Matthew Harding is an Econometrician who develops cutting edge statistical methods for the analysis of Big Data to answer crucial economic questions related to individual consumption and choices in areas such as health and energy. As a Data Scientist he focuses on the analysis of “Deep Data”, large and information-rich data sets derived from many seemingly unrelated sources but linked across individuals to provide novel behavioral insights. He is particularly interested in the role of technology and automation to induce behavior change and help individuals live happier and healthier lives. At the same time his research emphasizes solutions for achieving triple-win strategies. These are solutions that not only benefit individual consumers, but are profitable for firms, and have a large positive impact on society at large.
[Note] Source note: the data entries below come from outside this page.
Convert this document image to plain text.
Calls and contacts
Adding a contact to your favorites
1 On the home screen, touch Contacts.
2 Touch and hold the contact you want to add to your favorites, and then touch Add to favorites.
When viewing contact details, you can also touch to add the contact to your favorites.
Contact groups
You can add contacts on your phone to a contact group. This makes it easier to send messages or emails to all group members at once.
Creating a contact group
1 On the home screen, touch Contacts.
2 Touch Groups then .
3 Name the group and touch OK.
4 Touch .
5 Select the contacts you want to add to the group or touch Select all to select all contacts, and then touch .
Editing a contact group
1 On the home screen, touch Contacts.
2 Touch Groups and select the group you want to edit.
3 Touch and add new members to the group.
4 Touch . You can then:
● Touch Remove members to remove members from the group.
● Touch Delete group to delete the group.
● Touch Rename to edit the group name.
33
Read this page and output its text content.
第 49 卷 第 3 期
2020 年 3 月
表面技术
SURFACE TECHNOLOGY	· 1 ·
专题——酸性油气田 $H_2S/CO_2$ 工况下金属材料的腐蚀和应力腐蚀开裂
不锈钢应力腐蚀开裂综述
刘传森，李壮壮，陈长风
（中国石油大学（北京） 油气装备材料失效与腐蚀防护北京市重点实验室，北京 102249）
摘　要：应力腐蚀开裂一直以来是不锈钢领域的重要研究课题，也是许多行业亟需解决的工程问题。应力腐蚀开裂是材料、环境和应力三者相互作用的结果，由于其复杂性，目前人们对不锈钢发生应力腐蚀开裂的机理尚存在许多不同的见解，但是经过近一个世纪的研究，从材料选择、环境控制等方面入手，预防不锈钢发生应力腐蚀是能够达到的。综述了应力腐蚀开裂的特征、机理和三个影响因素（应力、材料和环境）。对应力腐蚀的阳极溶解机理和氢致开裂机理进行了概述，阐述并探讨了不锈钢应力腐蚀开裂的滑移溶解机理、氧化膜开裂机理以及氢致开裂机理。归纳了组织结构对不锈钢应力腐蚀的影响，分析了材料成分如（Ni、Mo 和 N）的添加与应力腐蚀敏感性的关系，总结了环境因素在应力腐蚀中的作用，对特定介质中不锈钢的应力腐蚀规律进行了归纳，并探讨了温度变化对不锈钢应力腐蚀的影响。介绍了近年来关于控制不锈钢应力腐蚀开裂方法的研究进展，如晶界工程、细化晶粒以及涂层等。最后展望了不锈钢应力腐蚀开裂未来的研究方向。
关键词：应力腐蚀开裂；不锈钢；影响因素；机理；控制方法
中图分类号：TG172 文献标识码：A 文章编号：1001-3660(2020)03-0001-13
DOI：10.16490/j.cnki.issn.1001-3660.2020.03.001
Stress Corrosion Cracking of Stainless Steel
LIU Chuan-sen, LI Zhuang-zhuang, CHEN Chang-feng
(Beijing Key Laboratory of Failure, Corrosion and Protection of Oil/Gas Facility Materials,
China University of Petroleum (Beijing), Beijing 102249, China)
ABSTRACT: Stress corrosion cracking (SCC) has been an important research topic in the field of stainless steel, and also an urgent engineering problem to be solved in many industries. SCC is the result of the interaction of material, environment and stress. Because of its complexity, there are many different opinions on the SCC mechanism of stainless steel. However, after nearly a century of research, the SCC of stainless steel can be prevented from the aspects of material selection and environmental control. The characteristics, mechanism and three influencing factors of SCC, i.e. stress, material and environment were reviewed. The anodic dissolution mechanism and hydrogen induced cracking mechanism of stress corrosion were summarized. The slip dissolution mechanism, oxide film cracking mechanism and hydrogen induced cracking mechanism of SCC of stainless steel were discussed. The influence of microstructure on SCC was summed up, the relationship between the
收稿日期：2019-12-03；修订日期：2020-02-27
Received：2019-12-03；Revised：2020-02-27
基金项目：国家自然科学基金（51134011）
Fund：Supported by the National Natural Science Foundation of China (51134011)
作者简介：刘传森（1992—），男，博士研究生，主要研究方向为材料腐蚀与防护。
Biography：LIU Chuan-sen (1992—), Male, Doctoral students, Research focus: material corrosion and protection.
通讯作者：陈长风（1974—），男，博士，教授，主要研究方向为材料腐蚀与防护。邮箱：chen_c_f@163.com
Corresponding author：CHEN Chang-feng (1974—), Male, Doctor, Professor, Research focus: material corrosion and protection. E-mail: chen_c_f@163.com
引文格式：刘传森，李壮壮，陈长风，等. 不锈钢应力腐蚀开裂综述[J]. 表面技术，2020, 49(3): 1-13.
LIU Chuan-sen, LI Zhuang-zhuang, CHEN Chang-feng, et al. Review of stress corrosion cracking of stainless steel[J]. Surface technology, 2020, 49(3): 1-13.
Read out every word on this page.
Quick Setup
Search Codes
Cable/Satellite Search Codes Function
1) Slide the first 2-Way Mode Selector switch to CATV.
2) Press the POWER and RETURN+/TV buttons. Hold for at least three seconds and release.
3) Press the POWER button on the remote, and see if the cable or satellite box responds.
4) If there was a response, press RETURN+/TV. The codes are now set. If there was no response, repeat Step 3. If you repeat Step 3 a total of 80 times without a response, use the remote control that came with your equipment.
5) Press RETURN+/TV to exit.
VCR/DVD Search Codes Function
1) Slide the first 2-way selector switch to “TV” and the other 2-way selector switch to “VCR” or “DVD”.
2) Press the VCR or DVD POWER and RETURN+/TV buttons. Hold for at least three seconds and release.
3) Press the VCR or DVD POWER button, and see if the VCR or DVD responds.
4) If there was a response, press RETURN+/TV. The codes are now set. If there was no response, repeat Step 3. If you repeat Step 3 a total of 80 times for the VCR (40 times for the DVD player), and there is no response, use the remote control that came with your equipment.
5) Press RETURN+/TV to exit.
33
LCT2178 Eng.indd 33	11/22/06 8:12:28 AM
As part of a visit at the Sant'Anna School, he will hold a seminar titled "A Structural Approach to Dynamic Energy Pricing and Consumer Welfare" on May 23, 2019 (2:00 to 3:30pm, Aula 3, Sede Centrale).
Abstract: With the proliferation of smart meters and smart homes, there is growing interest from utilities in policies that exert control over demand in the electricity market. Time of use pricing is an approach to demand side management that charges a different marginal price for electricity during the peak usage hours of the day. We analyze a panel of high frequency observations taken from a randomized control trial in the summer of 2011. Experimental treatments include two price structures over the peak of the day, as well as four technologies for information provision about the prevailing marginal cost of electricity. We estimate a market demand curve for each hour of the day using a structural demand system. Relative to an untreated control group, treated households face periods of both elevated and reduced prices. This pricing structure potentially contributes to consumer welfare by providing the opportunity to shift consumption from high to low price periods. We investigate the degree to which consumer demand response varies relative to the household’s location within the distribution of hourly demand. This allows for a naive estimation of average consumer welfare. Additionally, we compute the change in total welfare across households when heterogeneity is introduced across consumer demographics.
He will also hold a Q&A Session for all interested students and researchers titled "Big Data, Machine Learning, and Deep Learning: Opportunities and Costs for Economists", researchers and faculty interesed in his research on May 24 (2.00 to 5.00 pm, Aula 6, Sede Centrale). Please join us for these events!